The rule is javascript:S3800 “Functions should always return the same type” highlighting the possible return types as “Returns ArrayBuffer | SharedArrayBuffer” on this one line. SonarScan in Visual Studio Code reports the type as “ArrayBufferLike” and does not highlight an issue. The MDN documentation, also linked to from Node.JS documentation, documents this as an ArrayBuffer.

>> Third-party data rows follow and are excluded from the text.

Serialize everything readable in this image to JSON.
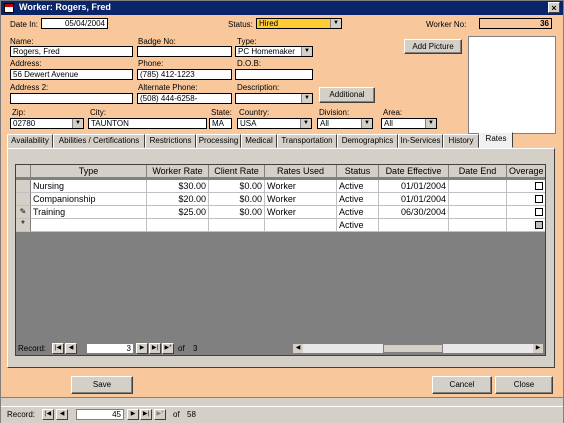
{
  "window": {
    "title": "Worker: Rogers, Fred",
    "close": "×"
  },
  "header": {
    "date_in_label": "Date In:",
    "date_in": "05/04/2004",
    "status_label": "Status:",
    "status": "Hired",
    "worker_no_label": "Worker No:",
    "worker_no": "36"
  },
  "form": {
    "name_label": "Name:",
    "name": "Rogers, Fred",
    "badge_label": "Badge No:",
    "badge": "",
    "type_label": "Type:",
    "type": "PC Homemaker",
    "address_label": "Address:",
    "address": "56 Dewert Avenue",
    "phone_label": "Phone:",
    "phone": "(785) 412-1223",
    "dob_label": "D.O.B:",
    "dob": "",
    "address2_label": "Address 2:",
    "address2": "",
    "alt_phone_label": "Alternate Phone:",
    "alt_phone": "(508) 444-6258-",
    "description_label": "Description:",
    "description": "",
    "zip_label": "Zip:",
    "zip": "02780",
    "city_label": "City:",
    "city": "TAUNTON",
    "state_label": "State:",
    "state": "MA",
    "country_label": "Country:",
    "country": "USA",
    "division_label": "Division:",
    "division": "All",
    "area_label": "Area:",
    "area": "All"
  },
  "buttons": {
    "add_picture": "Add Picture",
    "additional": "Additional",
    "save": "Save",
    "cancel": "Cancel",
    "close": "Close"
  },
  "tabs": [
    "Availability",
    "Abilities / Certifications",
    "Restrictions",
    "Processing",
    "Medical",
    "Transportation",
    "Demographics",
    "In-Services",
    "History",
    "Rates"
  ],
  "rates": {
    "columns": [
      "Type",
      "Worker Rate",
      "Client Rate",
      "Rates Used",
      "Status",
      "Date Effective",
      "Date End",
      "Overage A"
    ],
    "rows": [
      {
        "type": "Nursing",
        "worker_rate": "$30.00",
        "client_rate": "$0.00",
        "rates_used": "Worker",
        "status": "Active",
        "date_effective": "01/01/2004",
        "date_end": ""
      },
      {
        "type": "Companionship",
        "worker_rate": "$20.00",
        "client_rate": "$0.00",
        "rates_used": "Worker",
        "status": "Active",
        "date_effective": "01/01/2004",
        "date_end": ""
      },
      {
        "type": "Training",
        "worker_rate": "$25.00",
        "client_rate": "$0.00",
        "rates_used": "Worker",
        "status": "Active",
        "date_effective": "06/30/2004",
        "date_end": ""
      }
    ],
    "new_row_status": "Active",
    "edit_marker": "✎",
    "new_marker": "*"
  },
  "sub_nav": {
    "label": "Record:",
    "current": "3",
    "of": "of",
    "total": "3"
  },
  "main_nav": {
    "label": "Record:",
    "current": "45",
    "of": "of",
    "total": "58"
  },
  "colors": {
    "form_bg": "#f8c89c",
    "status_bg": "#ffcc33",
    "title_bg": "#0a246a"
  }
}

Even if it is actually a mixed type as does not appear to be the case, the issue is in the interpreter’s code, not the application code, and should not be flagged as a problem in the application, especially in JavaScript which does not require strict typing rather than Typescript. JavaScript is not a strictly typed language and SonarQube errs by treating it as one.

Hello Ben,

Thank you for reporting this bug.

Unfortunately, I was not able to reproduce this false-positive with the snippet you provided on SonarQube 8.9. In order to help you, I would need a minimal, reproducible project that includes project configuration as well as source code, which faithfully triggers the issue you are encountering.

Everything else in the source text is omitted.